It is more prudent to save up now to prepare for the rainy days as the International Monetary Fund (IMF) predicted considerable slides in prices of commodities for financial year 2012-2013.

Offering a gloomy glimpse of global economies in the period on its World Economic Outlook, which is set to be released next week, the IMF warned that resources producing countries, Australia including, would at be fault to rely on steady commodities prices.

Most likely, the global lender said, the market would suffer price slumps in the immediate quarters ahead, with the crunch possibly extending into the first half of 2013.

"The weak global economic outlook suggests that commodity prices are unlikely to increase at the pace of the past decade," the IMF said on its initial global economic review and as reported by The Age.

"Commodity prices are forecast to decline somewhat during 2012-13. Sizeable downside risks to global growth also pose risks of further downward adjustment in commodity prices," the financial body said.

Along this line, the IMF has revised its growth forecast for the current year to 3.3 percent, coming from the four percent that the international bank had earlier set in January this year.

For next year, the lender also pushed back its previous growth projection of 4.5 percent to just 3.9 percent, according to The Age.

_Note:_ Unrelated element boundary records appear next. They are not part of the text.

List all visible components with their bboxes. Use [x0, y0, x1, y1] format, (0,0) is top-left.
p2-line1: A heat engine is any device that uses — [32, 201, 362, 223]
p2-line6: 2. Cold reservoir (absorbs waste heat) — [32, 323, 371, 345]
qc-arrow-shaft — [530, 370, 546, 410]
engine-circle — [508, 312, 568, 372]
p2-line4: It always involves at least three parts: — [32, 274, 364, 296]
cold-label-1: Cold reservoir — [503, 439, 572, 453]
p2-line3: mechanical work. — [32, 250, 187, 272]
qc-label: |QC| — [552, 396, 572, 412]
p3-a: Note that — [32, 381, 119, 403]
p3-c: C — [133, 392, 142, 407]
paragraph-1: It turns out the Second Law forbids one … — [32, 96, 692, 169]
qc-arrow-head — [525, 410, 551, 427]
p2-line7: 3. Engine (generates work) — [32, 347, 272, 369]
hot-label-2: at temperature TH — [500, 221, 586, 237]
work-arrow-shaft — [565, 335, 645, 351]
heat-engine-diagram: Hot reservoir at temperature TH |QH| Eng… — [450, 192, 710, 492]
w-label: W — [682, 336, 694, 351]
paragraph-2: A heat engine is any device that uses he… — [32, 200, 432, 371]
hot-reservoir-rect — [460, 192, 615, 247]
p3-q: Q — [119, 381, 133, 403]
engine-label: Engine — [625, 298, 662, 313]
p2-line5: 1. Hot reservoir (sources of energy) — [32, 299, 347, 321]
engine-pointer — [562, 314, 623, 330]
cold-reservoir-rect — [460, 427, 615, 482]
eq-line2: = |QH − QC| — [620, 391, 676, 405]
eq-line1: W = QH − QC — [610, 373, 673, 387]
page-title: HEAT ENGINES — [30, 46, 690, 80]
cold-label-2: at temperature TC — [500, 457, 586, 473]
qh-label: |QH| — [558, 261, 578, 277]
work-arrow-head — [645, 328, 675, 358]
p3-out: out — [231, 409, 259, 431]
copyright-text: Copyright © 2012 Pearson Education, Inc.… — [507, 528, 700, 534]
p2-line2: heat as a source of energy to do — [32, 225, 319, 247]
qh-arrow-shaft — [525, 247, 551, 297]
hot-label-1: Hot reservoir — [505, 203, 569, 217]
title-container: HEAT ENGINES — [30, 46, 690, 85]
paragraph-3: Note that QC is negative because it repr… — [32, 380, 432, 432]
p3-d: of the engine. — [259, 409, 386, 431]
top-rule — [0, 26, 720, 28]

The downward adjustments have been mostly attributed to the expected cooling down of China's economy, which Beijing has pared down to 7.5 percent growth for this year following the country's consecutive expansions in the past years, at times reaching double-digit spikes.

Its accelerated industrialisation practically in reverse mode, in the near-term at least, China reduced its importation level to 5.3 percent as of March this year, leading to a trade surplus in the first quarter of the current year.

The result for Australia? The country registered a fall of about nine percent on its iron ore shipments in the same period because China remains its biggest market for the minerals, experts said.

The declines was mostly confirmed by the Australian Bureau of Statistics (ABS), which recently reported that Australia's mineral shipments shrunk by 17.5 percent to $14.3 billion in February this year, coming from the $17.3 billion revenues realised from the sector in August last year.

And that trend will only continue, the IMF said, warning too that "high uncertainty and more unpredictability," will characterise the commodities prices movements both in the near-term and the long-term.

It is best for mining-based nations, which obviously count Australia in the forefront, to start "building buffers to address cyclical volatility," which the IMF said should serve at least their cautious approach to the flagged challenges.

Save up and raise taxes, the IMF urged, while the harvested resources were delivering the goods and refrain from unnecessary spending so governments can hopefully dig out some cash by the time the boom is over.

Governments lucky enough to gain solid cash holdings must get involved on domestic investment activities to spur productivity and couple such policy by easing down tax regulations, the IMF report.

Most of all, states must not by lured by sovereign wealth funds as ways to possibly increase the earnings delivered through commodities shipments.

"Changes in public investment expenditures give the strongest output effect, by raising private-sector productivity (for instance, via improvements in education, health and infrastructure), and subsequently by increasing private capital, labour and corporate incomes and consumption," the IMF suggested.